Applying these new methods to the most comprehensive survey of human-associated body habitats yet performed4, we find that denoising produces a substantial decrease in the diversity both at the OTU level and in terms of the phylogenetic diversity (the total branch length associated with each sample on a phylogenetic tree14). However, the results from the non-denoised (but filtered) and denoised data are highly correlated (r2 = 0.97, P <10−300 for phylogenetic diversity), suggesting that relative results concerning diversity within each sample are robust to the types of errors introduced by pyrosequencing (Fig. 1a–f). Interestingly, in spite of this high correlation, denoising changes the relative order of OTU richness of individual body habitats. Although the gut exhibits the highest OTU richness without denoising, it falls back into the middle ranks after denoising. This holds true for both Chao1 estimates and the phylogenetic diversity (Fig. 1a,d and 1b,e). The drastic reduction after denoising might be an effect of the sequence composition of the dominant OTUs in the gut (see Supplementary Methods for a more detailed discussion).

Figure 1

Comparisons of non-denoised data (a–c) to denoised data (d–f) for alpha diversity for the Body Habitat study, and comparisons of beta diversity (g–h). Rarefaction plots of the “Body Habitat” study4 show a 3 to 4 fold decrease in the Chao1 estimate when comparing non-denoised (a) to denoised (b) data. Interestingly, denoising changes the relative order of OTU richness of individual body habitats: the gut exhibits the highest OTU richness without denoising, but falls back into the middle ranks after denoising. This holds true for both Chao1 estimates and phylogenetic diversity (PD). c) Scatter plots of alpha diversity metrics per sample show a high correlation overall, but a significant deviation from the average for gut and the oral cavity. (EAC = external auditory canal). g) Procrustes analysis of denoised and filtered unweighted UniFrac principal coordinates analysis (PCoA). Bars connect identical samples in the plot with the red side of the bar pointing towards the denoised data. There is no qualitative difference between denoised and filtered in the overall clustering, yet on a smaller scale we observe that the denoised samples are oriented more to the center than the filtered ones. This shows that denoising removes some of the artificial distance between samples introduced by false OTUs. h) Unweighted UniFrac distances for all pairs of samples for the denoised and filtered data set are highly correlated (r2=0.96). From the regression, it is clear that for similar samples noise has a greater effect than it has for dissimilar samples. The color bar gives the number of pairwise comparisons at a particular point.

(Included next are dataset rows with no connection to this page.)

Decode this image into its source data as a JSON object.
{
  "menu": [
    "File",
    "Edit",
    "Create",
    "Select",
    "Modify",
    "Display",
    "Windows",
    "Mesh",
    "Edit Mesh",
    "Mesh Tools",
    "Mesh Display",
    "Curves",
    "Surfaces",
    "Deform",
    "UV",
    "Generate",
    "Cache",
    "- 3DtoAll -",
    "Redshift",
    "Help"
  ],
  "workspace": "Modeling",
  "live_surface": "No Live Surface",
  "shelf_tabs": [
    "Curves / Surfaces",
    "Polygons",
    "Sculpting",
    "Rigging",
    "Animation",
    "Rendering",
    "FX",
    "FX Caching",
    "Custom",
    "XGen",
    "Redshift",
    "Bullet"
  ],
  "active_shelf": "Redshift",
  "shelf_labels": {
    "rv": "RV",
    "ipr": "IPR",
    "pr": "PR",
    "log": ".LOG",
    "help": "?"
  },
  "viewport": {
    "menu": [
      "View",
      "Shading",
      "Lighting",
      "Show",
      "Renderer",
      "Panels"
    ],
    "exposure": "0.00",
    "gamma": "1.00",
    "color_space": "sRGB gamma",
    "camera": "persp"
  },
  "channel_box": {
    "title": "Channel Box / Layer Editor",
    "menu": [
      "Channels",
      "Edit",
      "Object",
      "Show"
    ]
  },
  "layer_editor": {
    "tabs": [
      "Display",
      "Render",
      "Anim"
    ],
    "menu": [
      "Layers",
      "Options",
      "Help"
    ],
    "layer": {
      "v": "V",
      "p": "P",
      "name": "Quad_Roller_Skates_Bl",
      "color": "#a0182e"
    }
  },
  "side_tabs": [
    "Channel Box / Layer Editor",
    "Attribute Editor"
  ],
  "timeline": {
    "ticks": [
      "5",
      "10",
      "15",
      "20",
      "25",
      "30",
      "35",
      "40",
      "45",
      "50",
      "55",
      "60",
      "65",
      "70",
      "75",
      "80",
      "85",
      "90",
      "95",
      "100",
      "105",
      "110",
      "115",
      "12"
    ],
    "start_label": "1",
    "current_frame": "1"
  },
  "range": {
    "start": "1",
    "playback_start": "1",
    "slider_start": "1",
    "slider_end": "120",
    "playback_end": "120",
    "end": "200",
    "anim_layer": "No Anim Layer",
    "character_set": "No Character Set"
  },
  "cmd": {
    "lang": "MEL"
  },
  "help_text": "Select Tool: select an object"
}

Similarly, when clustering the samples using UniFrac, the non-denoised and denoised reads produce very similar patterns (Fig. 1g–h), reinforcing the point that errors introduced into each sample by noise or chimeras have little effect on beta diversity because they inflate the distances among all samples rather than introducing artifactual similarities between specific pairs of samples15.

We conclude that the availability of these new methods will make more accurate assessments of alpha diversity available to a wide range of researchers (especially in conjunction with improved chimera-checking methods such as ChimeraSlayer, http://microbiomeutil.sourceforge.net/), and will greatly improve our understanding of microbial communities in habitats with scales ranging from global to extremely personal. The efficiency of the new techniques and the fact that they can change conclusions about the relative diversity in different habitats suggests that they should be applied routinely in all pyrosequencing studies where estimates of diversity within each sample are the goal.